The lawyer is back, like one of her bad hairdos from the 1990s. Clinton was bruised in last week’s Democratic debate in Philadelphia because she seemed trapped in a series of fuzzy nonresponses that might have worked in opaque corporate legal filings at the Rose Law Firm but sounded evasive and mealy-mouthed in politics. Her rivals pounded her for what John Edwards called “double talk.” It reminded me of when President George H.W. Bush said in 1992 that his challenger, Gov. Bill Clinton, “wants to turn the White House into the Waffle House.” (To drive home the point, Bush made the charge while campaigning at a Waffle House in Spartanburg, S.C.)

Of course, it didn’t work for Bush. “Slick Willie” had other great strengths to compensate for his exasperating I-didn’t-inhale word games. So did Franklin D. Roosevelt, who during the 1932 campaign was for the League of Nations—before he was against it. On Prohibition, he was neither a “wet” nor a “dry” but a “damp,” a position for weasels that left resolving the legalization of alcohol to the states. Masters of politics get away with trimming, hedging and flip-flopping, while the John Kerrys of the world cannot.

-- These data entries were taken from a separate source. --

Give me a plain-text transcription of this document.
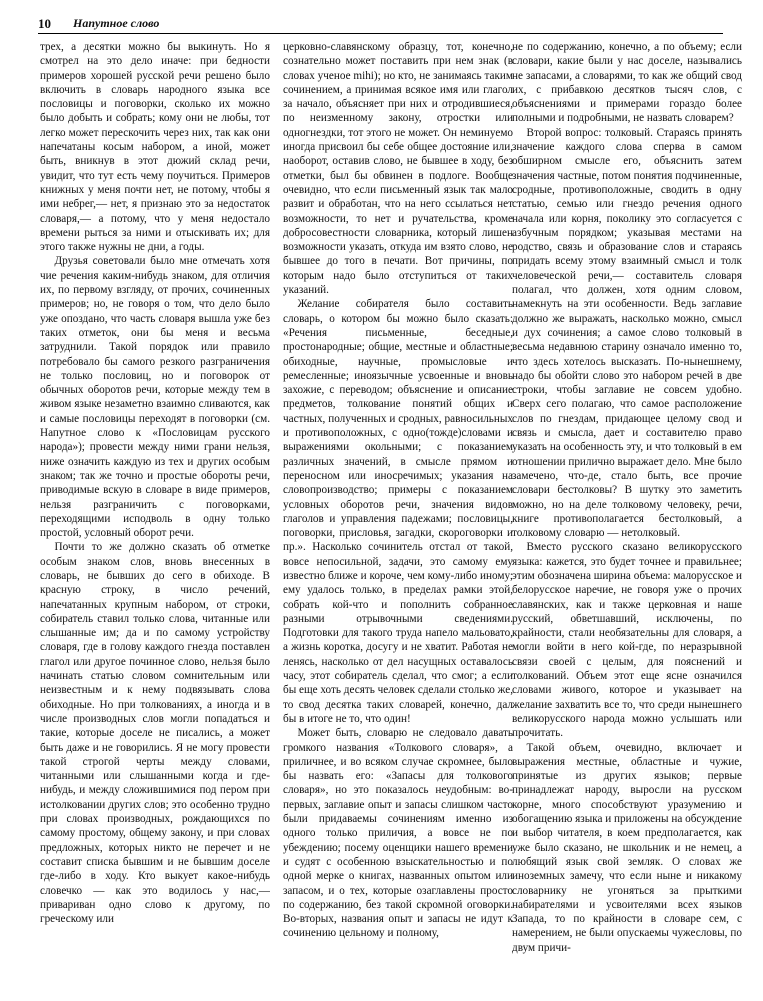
10 Напутное слово

трех, а десятки можно бы выкинуть. Но я смотрел на это дело иначе: при бедности примеров хорошей русской речи решено было включить в словарь народного языка все пословицы и поговорки, сколько их можно было добыть и собрать; кому они не любы, тот легко может перескочить через них, так как они напечатаны косым набором, а иной, может быть, вникнув в этот дюжий склад речи, увидит, что тут есть чему поучиться. Примеров книжных у меня почти нет, не потому, чтобы я ими небрег,— нет, я признаю это за недостаток словаря,— а потому, что у меня недостало времени рыться за ними и отыскивать их; для этого также нужны не дни, а годы.

Друзья советовали было мне отмечать хотя чие речения каким-нибудь знаком, для отличия их, по первому взгляду, от прочих, сочиненных примеров; но, не говоря о том, что дело было уже опоздано, что часть словаря вышла уже без таких отметок, они бы меня и весьма затруднили. Такой порядок или правило потребовало бы самого резкого разграничения не только пословиц, но и поговорок от обычных оборотов речи, которые между тем в живом языке незаметно взаимно сливаются, как и самые пословицы переходят в поговорки (см. Напутное слово к «Пословицам русского народа»); провести между ними грани нельзя, ниже означить каждую из тех и других особым знаком; так же точно и простые обороты речи, приводимые вскую в словаре в виде примеров, нельзя разграничить с поговорками, переходящими исподволь в одну только простой, условный оборот речи.

Почти то же должно сказать об отметке особым знаком слов, вновь внесенных в словарь, не бывших до сего в обиходе. В красную строку, в число речений, напечатанных крупным набором, от строки, собиратель ставил только слова, читанные или слышанные им; да и по самому устройству словаря, где в голову каждого гнезда поставлен глагол или другое починное слово, нельзя было начинать статью словом сомнительным или неизвестным и к нему подвязывать слова обиходные. Но при толкованиях, а иногда и в числе производных слов могли попадаться и такие, которые доселе не писались, а может быть даже и не говорились. Я не могу провести такой строгой черты между словами, читанными или слышанными когда и где-нибудь, и между сложившимися под пером при истолковании других слов; это особенно трудно при словах производных, рождающихся по самому простому, общему закону, и при словах предложных, которых никто не перечет и не составит списка бывшим и не бывшим доселе где-либо в ходу. Кто выкует какое-нибудь словечко — как это водилось у нас,— привариван одно слово к другому, по греческому или

церковно-славянскому образцу, тот, конечно, сознательно может поставить при нем знак (в словах ученое mihi); но кто, не занимаясь таким сочинением, а принимая всякое имя или глагол за начало, объясняет при них и отродившиеся, по неизменному закону, отростки или одногнездки, тот этого не может. Он неминуемо иногда присвоил бы себе общее достояние или, наоборот, оставив слово, не бывшее в ходу, без отметки, был бы обвинен в подлоге. Вообще очевидно, что если письменный язык так мало развит и обработан, что на него ссылаться нет возможности, то нет и ручательства, кроме добросовестности словарника, который лишен возможности указать, откуда им взято слово, не бывшее до того в печати. Вот причины, по которым надо было отступиться от таких указаний.

Желание собирателя было составить словарь, о котором бы можно было сказать: «Речения письменные, беседные, простонародные; общие, местные и областные; обиходные, научные, промысловые и ремесленные; иноязычные усвоенные и вновь захожие, с переводом; объяснение и описание предметов, толкование понятий общих и частных, полученных и сродных, равносильных и противоположных, с одно(тожде)словами и выражениями окольными; с показанием различных значений, в смысле прямом и переносном или иносречимых; указания на словопроизводство; примеры с показанием условных оборотов речи, значения видов глаголов и управления падежами; пословицы, поговорки, присловья, загадки, скороговорки и пр.». Насколько сочинитель отстал от такой, вовсе непосильной, задачи, это самому ему известно ближе и короче, чем кому-либо иному; ему удалось только, в пределах рамки этой, собрать кой-что и пополнить собранное разными отрывочными сведениями. Подготовки для такого труда напело мальовато, а жизнь коротка, досугу и не хватит. Работая не ленясь, насколько от дел насущных оставалось часу, этот собиратель сделал, что смог; а если бы еще хоть десять человек сделали столько же, то свод десятка таких словарей, конечно, дал бы в итоге не то, что один!

Может быть, словарю не следовало давать громкого названия «Толкового словаря», а приличнее, и во всяком случае скромнее, было бы назвать его: «Запасы для толкового словаря», но это показалось неудобным: во-первых, заглавие опыт и запасы слишком часто были придаваемы сочинениям именно из одного только приличия, а вовсе не по убеждению; посему оценщики нашего времени и судят с особенною взыскательностью и по одной мерке о книгах, названных опытом или запасом, и о тех, которые озаглавлены просто по содержанию, без такой скромной оговорки. Во-вторых, названия опыт и запасы не идут к сочинению цельному и полному,

не по содержанию, конечно, а по объему; если словари, какие были у нас доселе, назывались не запасами, а словарями, то как же общий свод их, с прибавкою десятков тысяч слов, с объяснениями и примерами гораздо более полными и подробными, не назвать словарем?

Второй вопрос: толковый. Стараясь принять значение каждого слова сперва в самом обширном смысле его, объяснить затем значения частные, потом понятия подчиненные, сродные, противоположные, сводить в одну статью, семью или гнездо речения одного начала или корня, поколику это согласуется с азбучным порядком; указывая местами на родство, связь и образование слов и стараясь придать всему этому взаимный смысл и толк человеческой речи,— составитель словаря полагал, что должен, хотя одним словом, намекнуть на эти особенности. Ведь заглавие должно же выражать, насколько можно, смысл и дух сочинения; а самое слово толковый в весьма недавнюю старину означало именно то, что здесь хотелось высказать. По-нынешнему, надо бы обойти слово это набором речей в две строки, чтобы заглавие не совсем удобно. Сверх сего полагаю, что самое расположение слов по гнездам, придающее целому свод и связь и смысла, дает и составителю право указать на особенность эту, и что толковый в ем отношении прилично выражает дело. Мне было замечено, что-де, стало быть, все прочие словари бестолковы? В шутку это заметить можно, но на деле толковому человеку, речи, книге противополагается бестолковый, а толковому словарю — нетолковый.

Вместо русского сказано великорусского языка: кажется, это будет точнее и правильнее; этим обозначена ширина объема: малорусское и белорусское наречие, не говоря уже о прочих славянских, как и также церковная и наше русский, обветшавший, исключены, по крайности, стали необязательны для словаря, а могли войти в него кой-где, по неразрывной связи своей с целым, для пояснений и толкований. Объем этот еще ясне означился словами живого, которое и указывает на желание захватить все то, что среди нынешнего великорусского народа можно услышать или прочитать.

Такой объем, очевидно, включает и выражения местные, областные и чужие, принятые из других языков; первые принадлежат народу, выросли на русском корне, много способствуют уразумению и обогащению языка и приложены на обсуждение и выбор читателя, в коем предполагается, как уже было сказано, не школьник и не немец, а любящий язык свой земляк. О словах же иноземных замечу, что если ныне и никакому словарнику не угоняться за прыткими набирателями и усвоителями всех языков Запада, то по крайности в словаре сем, с намерением, не были опускаемы чужесловы, по двум причи-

We know Hillary isn’t in a league with her husband or FDR as a politician, but is she agile enough to dodge all the incoming fire? Is she “Slick Hillary”? And what do her acrobatics on issues such as Iran, Social Security, driver’s licenses for illegal immigrants and the Clinton Library records tell us about what it would be like to spend the next four or eight years with her?

On Iran, Clinton makes a decent case that she voted for the Kyl-Lieberman amendment, declaring Iran’s Revolutionary Guards a terrorist organization, to build diplomatic pressure on the regime. But her claim last week that Barack Obama’s plan for a new relationship with Iran would “short-circuit the diplomatic process” would be more convincing if the Clinton foreign policy she claims to have helped implement had done anything significant to advance that process when her husband was in office.

On another big debate topic—Social Security—Clinton’s position on bolstering the entitlement for the soon-to-be-retiring baby boomers makes her sound like a politician of the 1980s, afraid to touch the “third rail.” She may be right that the system isn’t in immediate crisis, but repeating like an annoying mantra that she’s against privatization (who among Democrats isn’t?) and for “responsibility” is itself irresponsible. Contrary to her obfuscations, she must know perfectly well that wealthy retirees should pay taxes on their Social Security benefits just like ordinary income.

Today’s rapidly developing third rail (at least in some states) is supporting driver’s licenses for illegal immigrants, as favored by New York Gov. Eliot Spitzer. When Tim Russert asked Clinton her view of it, she claimed it was a “gotcha” question, as if he had asked for the name of the president of Tunisia. As of last week, driver’s licenses for illegals is for Democrats what the State Children’s Health Insurance Program is for Republicans—an “80-20” issue, meaning they see a Mack truck (in the form of 80 percent of the public) bearing down on them if they get on the wrong side of the debate.

The issue that hurt Clinton the most last week was least relevant to the public. While the availability of the Clinton Library papers is not going to determine anyone’s vote, it gave Obama an opening to tap old fears about her. He made the reasonable point that she shouldn’t brag about her White House “experience” without releasing the evidence to prove it.

In truth, the Clintons have been much better than the Bushes on releasing documents. But once again, as she did in her famous “pretty in pink” press conference in 1994, she made you think something was there when there probably wasn’t. Houdini in reverse.

Despite her debate stumble, the Hillary Clinton I followed around New Hampshire last week is a much-improved model from the old days. It felt as if she were already the incumbent, with tightly choreographed events and a message that is poll tested but also adroitly customized to her personal story: a new anecdote about an arrogant Harvard law professor telling her 37 years ago that “Harvard already has enough women” is particularly compelling for starry-eyed young women in the audience.

Clinton was relaxed, at least mildly amusing and deft at drawing on her status as a history-making woman without sounding like a strident feminist. These are compensatory strengths for her frequent failure to answer direct questions directly. But politicians, like ordinary mortals, only change around the edges. A lawyer she was, a lawyer she will be.